One thing is certain. There will be more Leicesters, but maybe not another Premier League season that Leicester had in 2015/6. The beauty, of course, is that the only certainty is uncertainty. Such is the brilliance, for all its troubles, of modern football.

Yes yes well done and so forth, but what about the rest of football?

Is it not just as incredible that a team of semi-professionals and former top-level pros like Danny Webber have been promoted to the National League North with Salford City? They may be owned by the bloke who owns Valencia and be bankrolled by the likes of Scholes, Butt and Gary Neville, but it is still a great achievement for them to play FC United of Manchester next year as both teams attempt to make it into the 92.

What about Darlington 1883? They'll host both clubs next year too, having come up just ahead of Salford City as champtions of the Northern Premier League. You may remember Darlington, who went bust in 2012 and had to reform at the bottom of the pyramid, having been as high up as Division Three.

Well they've just been promoted and they will be contesting the FA Vase on May 22 at Wembley. They won the FA Trophy in 2011, which will be the second game on the day. A great day it will be for every Darlo fan who used to see them in the football league. Tickets are still available at a very good price for the two games.

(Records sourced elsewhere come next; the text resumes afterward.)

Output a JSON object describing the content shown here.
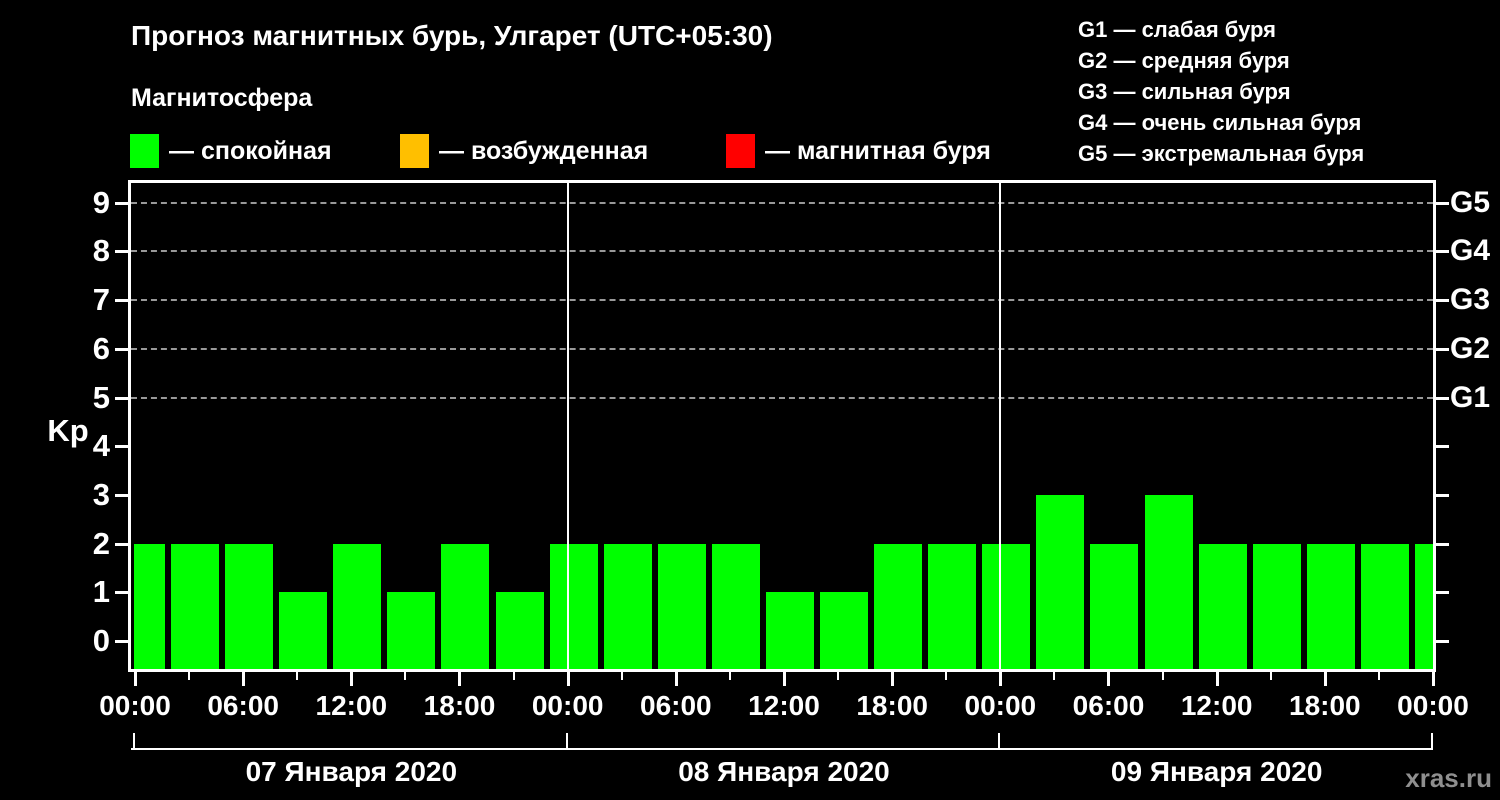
{
  "title": "Прогноз магнитных бурь, Улгарет (UTC+05:30)",
  "subtitle": "Магнитосфера",
  "activity_legend": [
    {
      "id": "quiet",
      "label": "— спокойная",
      "color": "#00ff00"
    },
    {
      "id": "excited",
      "label": "— возбужденная",
      "color": "#ffbf00"
    },
    {
      "id": "storm",
      "label": "— магнитная буря",
      "color": "#ff0000"
    }
  ],
  "storm_scale": [
    "G1 — слабая буря",
    "G2 — средняя буря",
    "G3 — сильная буря",
    "G4 — очень сильная буря",
    "G5 — экстремальная буря"
  ],
  "watermark": "xras.ru",
  "colors": {
    "background": "#000000",
    "axis": "#ffffff",
    "grid": "#999999",
    "bar": "#00ff00",
    "watermark": "#8f8f8f"
  },
  "chart_data": {
    "type": "bar",
    "title": "Прогноз магнитных бурь, Улгарет (UTC+05:30)",
    "ylabel": "Kp",
    "ylim": [
      0,
      9
    ],
    "y_ticks": [
      0,
      1,
      2,
      3,
      4,
      5,
      6,
      7,
      8,
      9
    ],
    "grid_at_kp": [
      5,
      6,
      7,
      8,
      9
    ],
    "bar_interval_hours": 3,
    "x_major_tick_labels": [
      "00:00",
      "06:00",
      "12:00",
      "18:00",
      "00:00",
      "06:00",
      "12:00",
      "18:00",
      "00:00",
      "06:00",
      "12:00",
      "18:00",
      "00:00"
    ],
    "right_axis_labels": [
      {
        "kp": 5,
        "label": "G1"
      },
      {
        "kp": 6,
        "label": "G2"
      },
      {
        "kp": 7,
        "label": "G3"
      },
      {
        "kp": 8,
        "label": "G4"
      },
      {
        "kp": 9,
        "label": "G5"
      }
    ],
    "days": [
      {
        "date": "07 Января 2020",
        "kp_3h": [
          2,
          2,
          2,
          1,
          2,
          1,
          2,
          1
        ]
      },
      {
        "date": "08 Января 2020",
        "kp_3h": [
          2,
          2,
          2,
          2,
          1,
          1,
          2,
          2
        ]
      },
      {
        "date": "09 Января 2020",
        "kp_3h": [
          2,
          3,
          2,
          3,
          2,
          2,
          2,
          2
        ]
      }
    ],
    "final_point_kp": 2,
    "bar_color": "#00ff00",
    "grid": true,
    "legend_position": "top"
  }
}
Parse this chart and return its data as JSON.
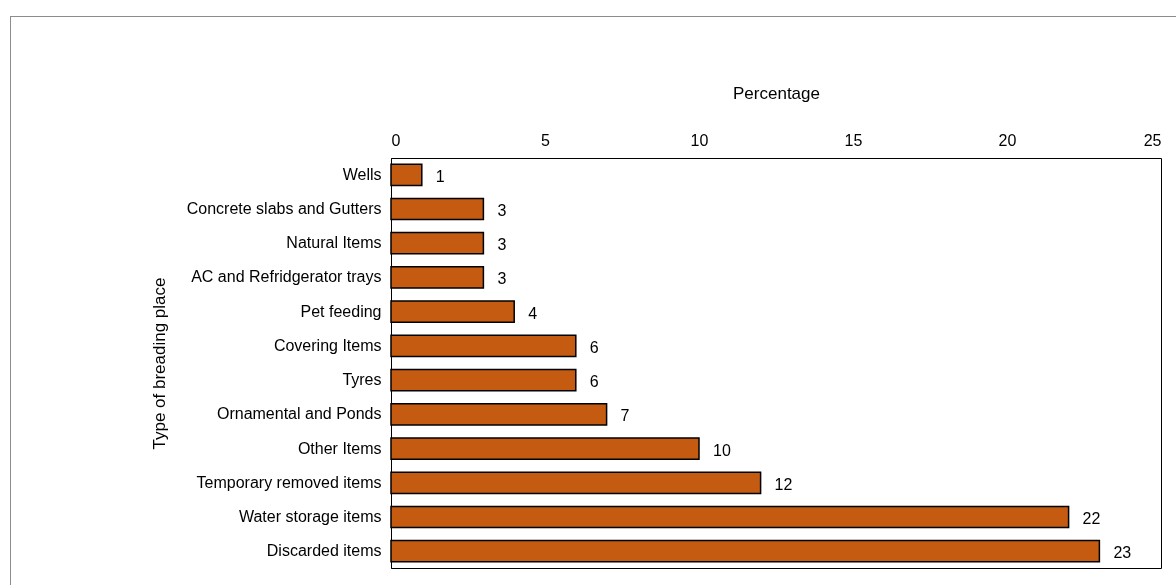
{
  "chart_data": {
    "type": "bar",
    "orientation": "horizontal",
    "xlabel": "Percentage",
    "ylabel": "Type of breading place",
    "categories": [
      "Wells",
      "Concrete slabs and Gutters",
      "Natural Items",
      "AC and Refridgerator trays",
      "Pet feeding",
      "Covering Items",
      "Tyres",
      "Ornamental and Ponds",
      "Other Items",
      "Temporary removed items",
      "Water storage items",
      "Discarded items"
    ],
    "values": [
      1,
      3,
      3,
      3,
      4,
      6,
      6,
      7,
      10,
      12,
      22,
      23
    ],
    "color": "#c55a11",
    "xlim": [
      0,
      25
    ],
    "xticks": [
      0,
      5,
      10,
      15,
      20,
      25
    ],
    "data_labels": true,
    "grid": false
  }
}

In the professional tiers, all clubs will start next season trying to 'do a Leicester'. That would mean the team before, plus Kante, plus pizza, which is impossible as there is only one N'Golo Kante. There are many players in the amateur levels of French football, so will scouts be paid to fly out to the South of France to watch some football to find the next Kante?

Far more likely is the prospect of them prospecting for the next golden boys down in non-league English football. Having seen Ethan Pinnock and Matt Drage at the back for Dulwich Hamlet, I know they could play at professional level, rather than the Ryman Premier League, the southern equivalent of the league from which Darlo and Salford have been promoted.

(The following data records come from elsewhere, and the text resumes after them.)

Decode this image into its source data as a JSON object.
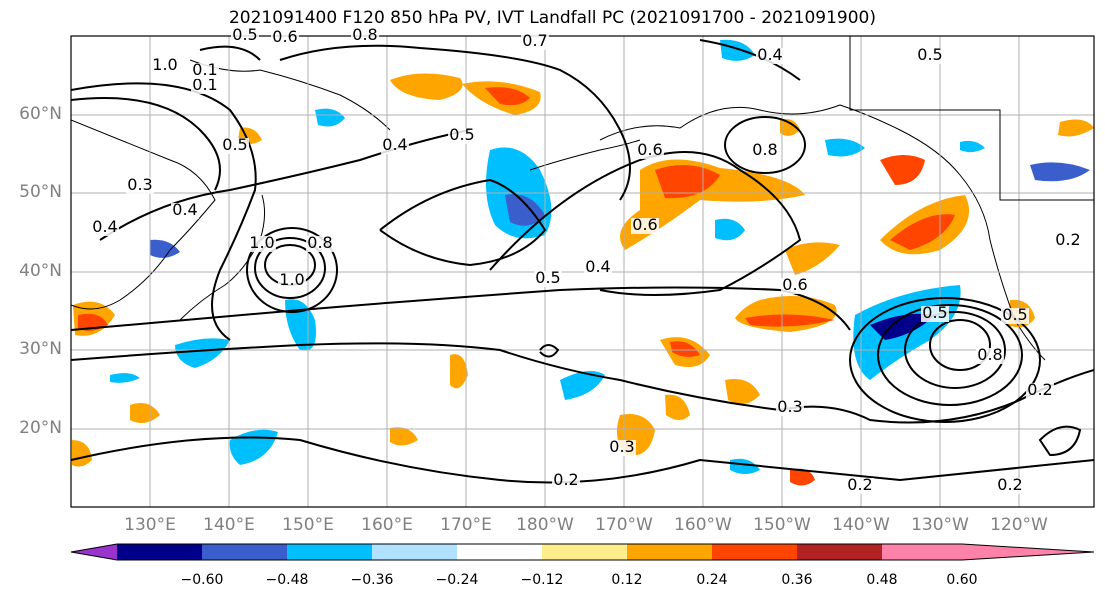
{
  "title": "2021091400 F120 850 hPa PV, IVT Landfall PC (2021091700 - 2021091900)",
  "map": {
    "lat_labels": [
      "60°N",
      "50°N",
      "40°N",
      "30°N",
      "20°N"
    ],
    "lon_labels": [
      "130°E",
      "140°E",
      "150°E",
      "160°E",
      "170°E",
      "180°W",
      "170°W",
      "160°W",
      "150°W",
      "140°W",
      "130°W",
      "120°W"
    ],
    "contour_labels": [
      "1.0",
      "0.6",
      "0.8",
      "0.7",
      "0.4",
      "0.5",
      "0.1",
      "0.4",
      "0.5",
      "0.5",
      "0.3",
      "0.4",
      "0.4",
      "0.6",
      "0.8",
      "1.0",
      "0.8",
      "1.0",
      "0.5",
      "0.4",
      "0.6",
      "0.6",
      "0.5",
      "0.2",
      "0.8",
      "0.5",
      "0.3",
      "0.3",
      "0.2",
      "0.2",
      "0.2",
      "0.2",
      "0.1",
      "0.5"
    ]
  },
  "colorbar": {
    "colors": [
      "#9a32cd",
      "#00008b",
      "#3a5fcd",
      "#00bfff",
      "#b0e2ff",
      "#ffffff",
      "#ffec8b",
      "#ffa500",
      "#ff4500",
      "#b22222",
      "#ff82ab"
    ],
    "tick_labels": [
      "−0.60",
      "−0.48",
      "−0.36",
      "−0.24",
      "−0.12",
      "0.12",
      "0.24",
      "0.36",
      "0.48",
      "0.60"
    ]
  }
}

Other talent is recorded by fanatics of non-league football, of which there are many thousands who would be better served by the big broadsheet and tabloid papers. Erhun Oztumer, the former Dulwich number ten, is starring for Peterborough United in League One. The club often plucks players from the semi-pro level to sell on for profit, sort of a micro level of what Chelsea do by signing Kevin de Bruyne and then watching him play for a rival team after a brief period showing the world what he could do. In Germany.

The best thing for a football fan enraptured by the Leicester City so-called fairytale (if the fairytale had a godmother that was a rich Thai family and a really experienced and proven manager who used to manage Chelsea) is to look below the top level. Sky sponsor the football league through SkyBet, the FL72 as great a brand as the Premier League, which aside from this season has always been split into two: Prem A and Prem B.

As a Watford fan who has spent four years writing a book - Saturday 3pm: A Modern Guide to Modern Football, out digitally on May 19 2016 - I realise that my club strive for the top (we reached it in 1982/3 and had the league's top scorer, after all) but seldom get there because our owners are not rich from oil or gas or widgets or somesuch. The Pozzo family know that they need to keep the community of Watford close, even as they try to keep Watford above seventeenth in the division.

It will be tough next year - both Udinese in Italy and Granada in Spain, the other Pozzo-owned clubs, have had relegation struggles of their own this 2015/6 season - but with the momentum of a cup final and survival well before the last day, Watford are well positioned to reach the top half of the table next year.

Will Leicester be able to cope with more games, a bigger squad, global attention and vodka-and-bacardi parties all summer long? Will Salford City adjust to the National League North?

One thing is certain. There will be more Leicesters, but maybe not another Premier League season that Leicester had in 2015/6. The beauty, of course, is that the only certainty is uncertainty. Such is the brilliance, for all its troubles, of modern football.